A policy barring U.S. funding to foreign organizations that perform or promote abortion services has had detrimental effects on family planning service delivery and utilization in sub-Saharan Africa, according to a new study by researchers at Boston University School of Public Health, Stanford Health Policy and the University of Minnesota.
Published in the journal Science Advances, the study found that the Mexico City Policy, which was reinstated and expanded in 2017 by the Trump administration as the Protecting Life in Global Health Assistance (PLGHA) policy, substantially reduced the supply and usage of contraceptives in African countries highly dependent on US global health assistance. Following the implementation of PLGHA, health facilities provided fewer contraceptives and women were less likely to use contraception and more likely to have given birth recently under the policy.
The former Mexico City Policy is a Reagan-era policy that, when in effect, restricts international non-governmental organizations (NGOs) from discussing, promoting, or advocating for abortion as a family planning service in order to receive US funding. Since its inception in 1984, the policy has been rescinded and reinstated by presidential administrations along party lines. The Trump administration expanded this policy beyond family planning programs to pertain to nearly all U.S. global public health assistance, including programs for HIV/AIDS, maternal and child health, malaria, global health security, and more. The Biden administration revoked the policy in 2021.
Previous research has focused primarily on abortion rates and individual health outcomes of the policy. This new study sheds light on how political decisions around U.S. international aid can curb women’s access to community-level health services and, in turn, affect their family planning and health.
“By reducing both the provision and utilization of family planning services, PLGHA impinged on the autonomous decision-making of health providers and women,” said lead author of the study Nina Brooks, assistant professor of global health at Boston University School of Public Health. She added that a likely consequence of this policy is the further exacerbation of health inequalities.
“We see similar reductions in the provision and utilization of family planning among providers and women in countries more reliant on US global health assistance,” Brooks said. “These parallel effects make it increasingly clear that these changes are due to the implementation of PLGHA.”
For the study, Brooks and colleagues from Stanford Health Policy—Eran Bendavid and Grant Miller—and the University of Minnesota analyzed high-frequency survey data from health facilities and women in eight African countries that are reliant on U.S. global health assistance, from 2014 to 2019. The researchers compared health outcomes and service delivery before and after PLGHA took effect in 2017, distinguishing between countries that are more and less reliant on U.S. funding for global health.
In countries more reliant on funding, the researchers found that this policy reduced provision of all family planning methods by 6%. But certain methods were more heavily affected. For example, emergency contraceptive service provision was reduced by nearly 30% compared to less reliant countries.

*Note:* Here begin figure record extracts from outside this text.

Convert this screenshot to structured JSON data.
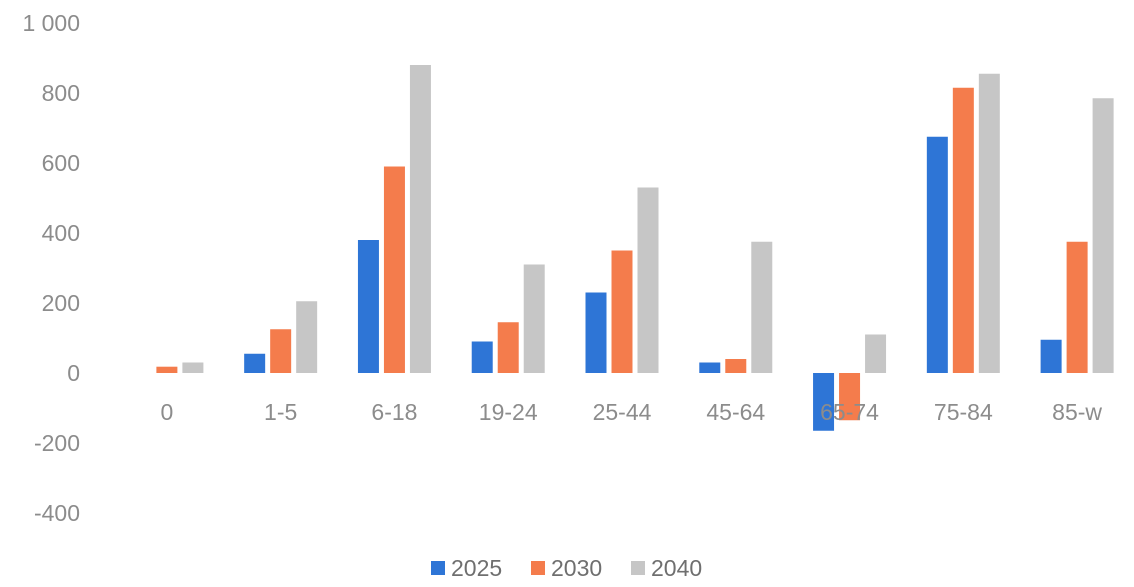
{
  "chart_data": {
    "type": "bar",
    "categories": [
      "0",
      "1-5",
      "6-18",
      "19-24",
      "25-44",
      "45-64",
      "65-74",
      "75-84",
      "85-w"
    ],
    "series": [
      {
        "name": "2025",
        "color": "#2e75d6",
        "values": [
          0,
          55,
          380,
          90,
          230,
          30,
          -165,
          675,
          95
        ]
      },
      {
        "name": "2030",
        "color": "#f47c4c",
        "values": [
          18,
          125,
          590,
          145,
          350,
          40,
          -135,
          815,
          375
        ]
      },
      {
        "name": "2040",
        "color": "#c6c6c6",
        "values": [
          30,
          205,
          880,
          310,
          530,
          375,
          110,
          855,
          785
        ]
      }
    ],
    "ylim": [
      -400,
      1000
    ],
    "yticks": [
      -400,
      -200,
      0,
      200,
      400,
      600,
      800,
      1000
    ],
    "ytick_labels": [
      "-400",
      "-200",
      "0",
      "200",
      "400",
      "600",
      "800",
      "1 000"
    ],
    "grid": false,
    "legend": "bottom"
  }
}
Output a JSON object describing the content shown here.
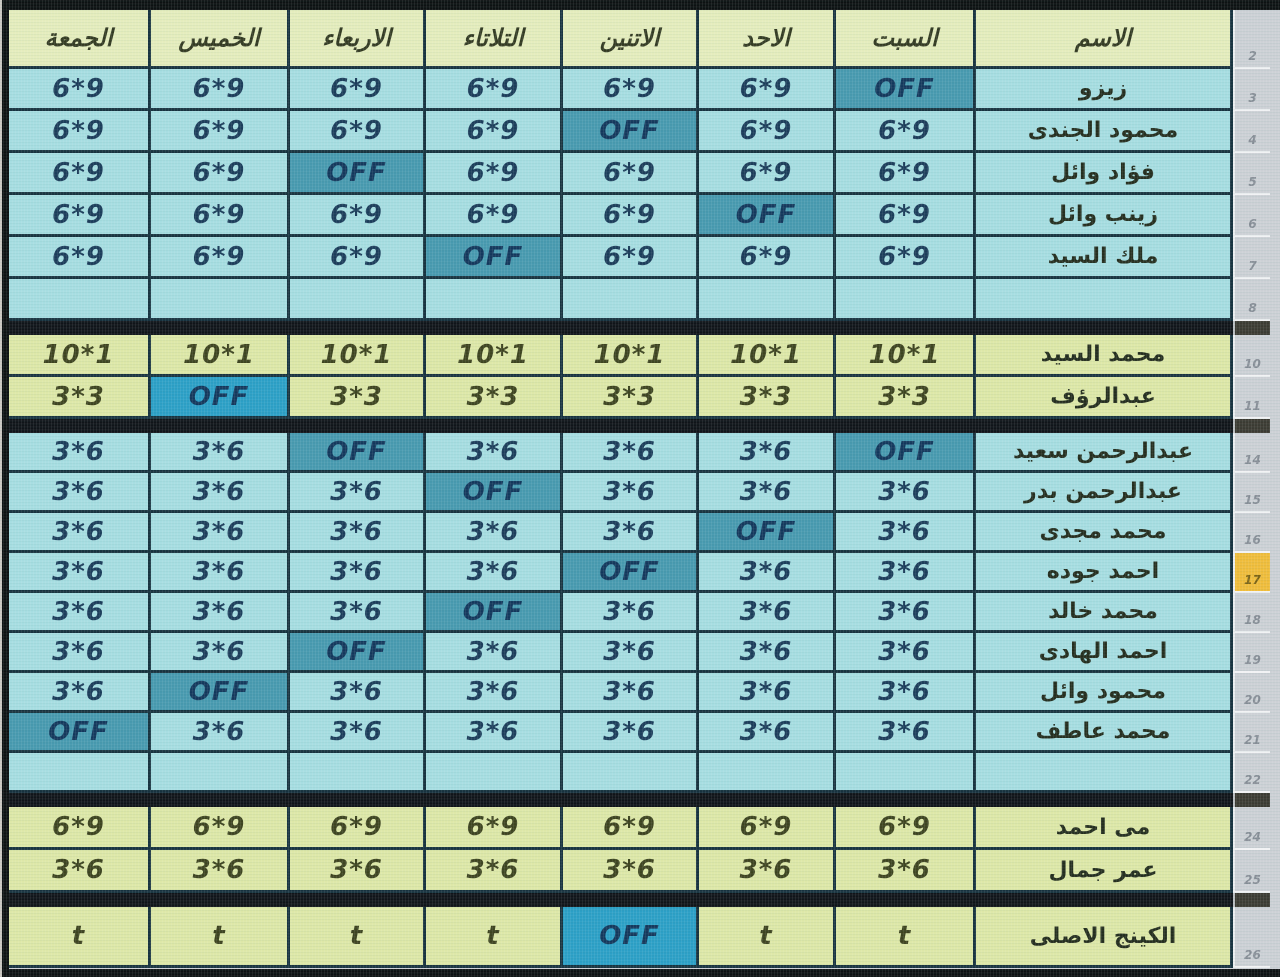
{
  "header_row_num": "2",
  "columns": [
    "الجمعة",
    "الخميس",
    "الاربعاء",
    "التلاتاء",
    "الاتنين",
    "الاحد",
    "السبت",
    "الاسم"
  ],
  "off_label": "OFF",
  "colors": {
    "cyan_row": "#a6dde1",
    "yellow_row": "#dde7a7",
    "header_row": "#e4ecbc",
    "off_in_cyan_section": "#4799af",
    "off_in_yellow_section": "#2b9fc6",
    "grid_border": "#17323f",
    "section_separator": "#101419",
    "value_text_cyan": "#1b3c5a",
    "value_text_yellow": "#3d431f",
    "row_number_strip": "#ccd0d5",
    "active_row_number_highlight": "#efbc3a"
  },
  "sections": [
    {
      "palette": "cyan",
      "rows": [
        {
          "row_num": "3",
          "name": "زيزو",
          "cells": [
            "6*9",
            "6*9",
            "6*9",
            "6*9",
            "6*9",
            "6*9",
            "OFF"
          ]
        },
        {
          "row_num": "4",
          "name": "محمود الجندى",
          "cells": [
            "6*9",
            "6*9",
            "6*9",
            "6*9",
            "OFF",
            "6*9",
            "6*9"
          ]
        },
        {
          "row_num": "5",
          "name": "فؤاد وائل",
          "cells": [
            "6*9",
            "6*9",
            "OFF",
            "6*9",
            "6*9",
            "6*9",
            "6*9"
          ]
        },
        {
          "row_num": "6",
          "name": "زينب وائل",
          "cells": [
            "6*9",
            "6*9",
            "6*9",
            "6*9",
            "6*9",
            "OFF",
            "6*9"
          ]
        },
        {
          "row_num": "7",
          "name": "ملك السيد",
          "cells": [
            "6*9",
            "6*9",
            "6*9",
            "OFF",
            "6*9",
            "6*9",
            "6*9"
          ]
        },
        {
          "row_num": "8",
          "name": "",
          "empty": true,
          "cells": [
            "",
            "",
            "",
            "",
            "",
            "",
            ""
          ]
        }
      ]
    },
    {
      "palette": "yellow",
      "rows": [
        {
          "row_num": "10",
          "name": "محمد السيد",
          "cells": [
            "10*1",
            "10*1",
            "10*1",
            "10*1",
            "10*1",
            "10*1",
            "10*1"
          ]
        },
        {
          "row_num": "11",
          "name": "عبدالرؤف",
          "cells": [
            "3*3",
            "OFF",
            "3*3",
            "3*3",
            "3*3",
            "3*3",
            "3*3"
          ]
        }
      ]
    },
    {
      "palette": "cyan",
      "rows": [
        {
          "row_num": "14",
          "name": "عبدالرحمن سعيد",
          "cells": [
            "3*6",
            "3*6",
            "OFF",
            "3*6",
            "3*6",
            "3*6",
            "OFF"
          ]
        },
        {
          "row_num": "15",
          "name": "عبدالرحمن بدر",
          "cells": [
            "3*6",
            "3*6",
            "3*6",
            "OFF",
            "3*6",
            "3*6",
            "3*6"
          ]
        },
        {
          "row_num": "16",
          "name": "محمد مجدى",
          "cells": [
            "3*6",
            "3*6",
            "3*6",
            "3*6",
            "3*6",
            "OFF",
            "3*6"
          ]
        },
        {
          "row_num": "17",
          "name": "احمد جوده",
          "highlight": true,
          "cells": [
            "3*6",
            "3*6",
            "3*6",
            "3*6",
            "OFF",
            "3*6",
            "3*6"
          ]
        },
        {
          "row_num": "18",
          "name": "محمد خالد",
          "cells": [
            "3*6",
            "3*6",
            "3*6",
            "OFF",
            "3*6",
            "3*6",
            "3*6"
          ]
        },
        {
          "row_num": "19",
          "name": "احمد الهادى",
          "cells": [
            "3*6",
            "3*6",
            "OFF",
            "3*6",
            "3*6",
            "3*6",
            "3*6"
          ]
        },
        {
          "row_num": "20",
          "name": "محمود وائل",
          "cells": [
            "3*6",
            "OFF",
            "3*6",
            "3*6",
            "3*6",
            "3*6",
            "3*6"
          ]
        },
        {
          "row_num": "21",
          "name": "محمد عاطف",
          "cells": [
            "OFF",
            "3*6",
            "3*6",
            "3*6",
            "3*6",
            "3*6",
            "3*6"
          ]
        },
        {
          "row_num": "22",
          "name": "",
          "empty": true,
          "cells": [
            "",
            "",
            "",
            "",
            "",
            "",
            ""
          ]
        }
      ]
    },
    {
      "palette": "yellow",
      "rows": [
        {
          "row_num": "24",
          "name": "مى احمد",
          "cells": [
            "6*9",
            "6*9",
            "6*9",
            "6*9",
            "6*9",
            "6*9",
            "6*9"
          ]
        },
        {
          "row_num": "25",
          "name": "عمر جمال",
          "cells": [
            "3*6",
            "3*6",
            "3*6",
            "3*6",
            "3*6",
            "3*6",
            "3*6"
          ]
        }
      ]
    },
    {
      "palette": "yellow",
      "rows": [
        {
          "row_num": "26",
          "name": "الكينج الاصلى",
          "tall": true,
          "cells": [
            "t",
            "t",
            "t",
            "t",
            "OFF",
            "t",
            "t"
          ]
        }
      ]
    }
  ]
}
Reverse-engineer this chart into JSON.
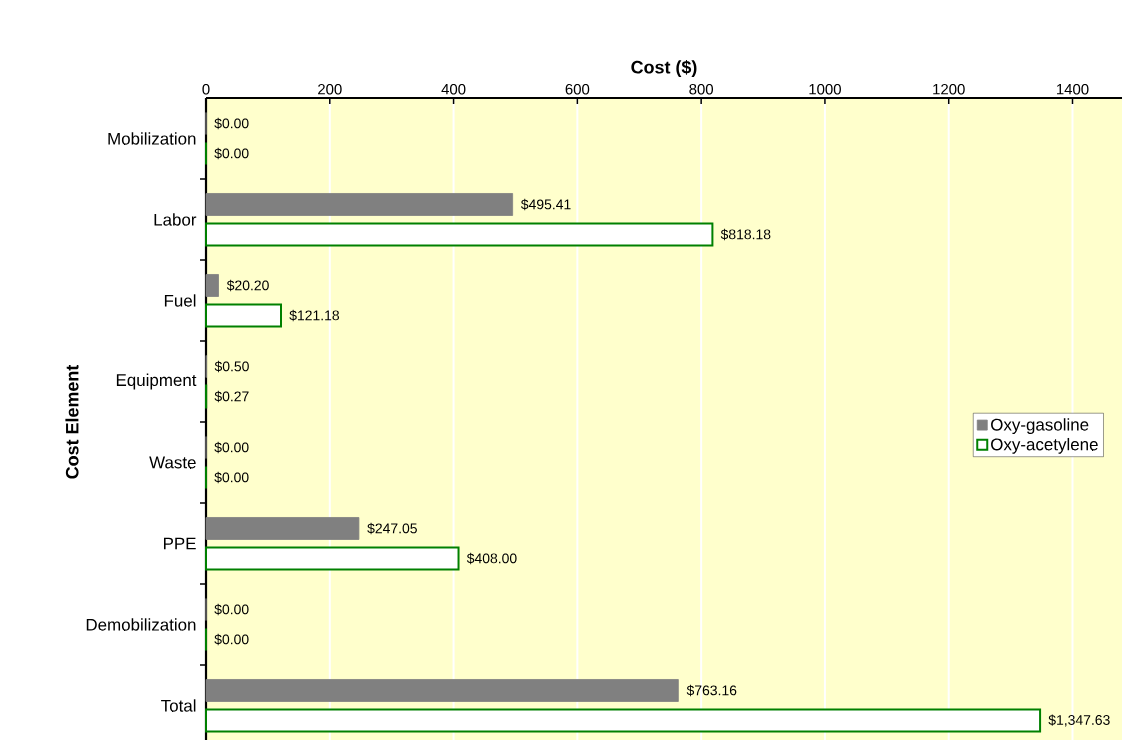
{
  "chart_data": {
    "type": "bar",
    "orientation": "horizontal",
    "xlabel": "Cost ($)",
    "ylabel": "Cost Element",
    "categories": [
      "Mobilization",
      "Labor",
      "Fuel",
      "Equipment",
      "Waste",
      "PPE",
      "Demobilization",
      "Total"
    ],
    "series": [
      {
        "name": "Oxy-gasoline",
        "color": "#808080",
        "values": [
          0,
          495.41,
          20.2,
          0.5,
          0,
          247.05,
          0,
          763.16
        ],
        "value_labels": [
          "$0.00",
          "$495.41",
          "$20.20",
          "$0.50",
          "$0.00",
          "$247.05",
          "$0.00",
          "$763.16"
        ]
      },
      {
        "name": "Oxy-acetylene",
        "color": "#008000",
        "values": [
          0,
          818.18,
          121.18,
          0.27,
          0,
          408.0,
          0,
          1347.63
        ],
        "value_labels": [
          "$0.00",
          "$818.18",
          "$121.18",
          "$0.27",
          "$0.00",
          "$408.00",
          "$0.00",
          "$1,347.63"
        ]
      }
    ],
    "xlim": [
      0,
      1480
    ],
    "xticks": [
      0,
      200,
      400,
      600,
      800,
      1000,
      1200,
      1400
    ],
    "grid": "x",
    "legend": "right"
  }
}
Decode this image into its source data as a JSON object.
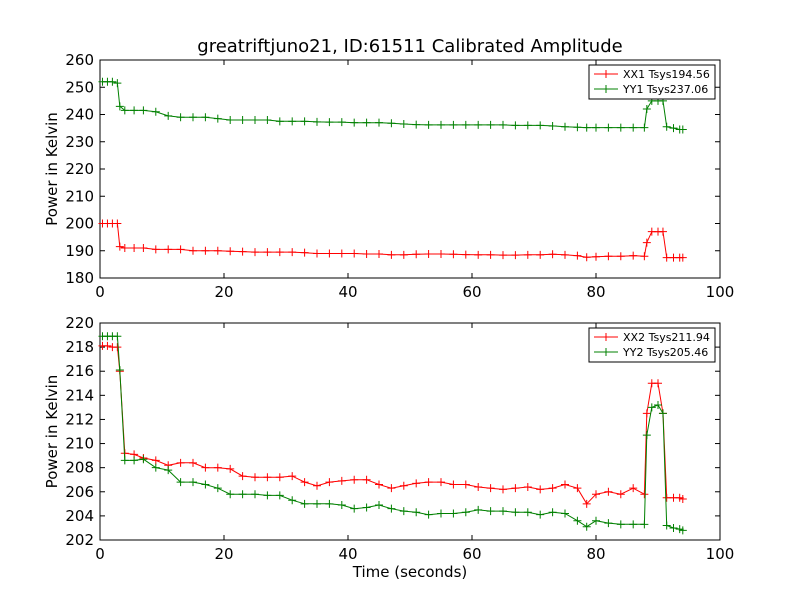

Community health volunteer programs—and the short-acting contraceptive services that they provide—were also more likely to be curtailed in countries more vulnerable to funding restrictions. These programs are critical for reaching women in remote areas, where they would otherwise have difficulty accessing health services.
Women in countries more vulnerable to funding restrictions were also less likely to be using any form of modern contraceptives and appeared to substitute with use of traditional methods. When PLGHA was in effect, women in these countries were also more likely to have given birth recently, resulting in a 5.7% increase in births compared to women in less reliant countries when PLGHA was not in effect.
“The goal to reduce abortions, especially unsafe abortions, is widely shared,” said study coauthor Bendavid, associate professor of health policy in the Department of Health Policy at Stanford School of Medicine. “However, what we show is that putting constraints on organizations that provide family planning and contraception is an ineffective—and often counterproductive—approach to improving the health and well-being of young women.”
The detrimental impact of PLGHA on family planning and women’s autonomy around reproductive health also lends worrying implications for other health programs and outcomes: congressional reauthorization talks for the President’s Emergency Plan for AIDS Relief (PEPFAR), have stalled as Republicans lobby to apply PLGHA to the generally bipartisan HIV/aids initiative, claiming that it supports abortion providers. Democrats and health experts refute this claim and say that the delayed reauthorization threatens to hinder critical lifesaving support for HIV/AIDS.
“These are important findings about a major U.S. policy which should matter regardless of one’s views about abortion,” said Miller, a professor of health policy who has with Bendavid studied the consequences of the Mexico City Policy for years. “Our hope is that they can be understood that way.”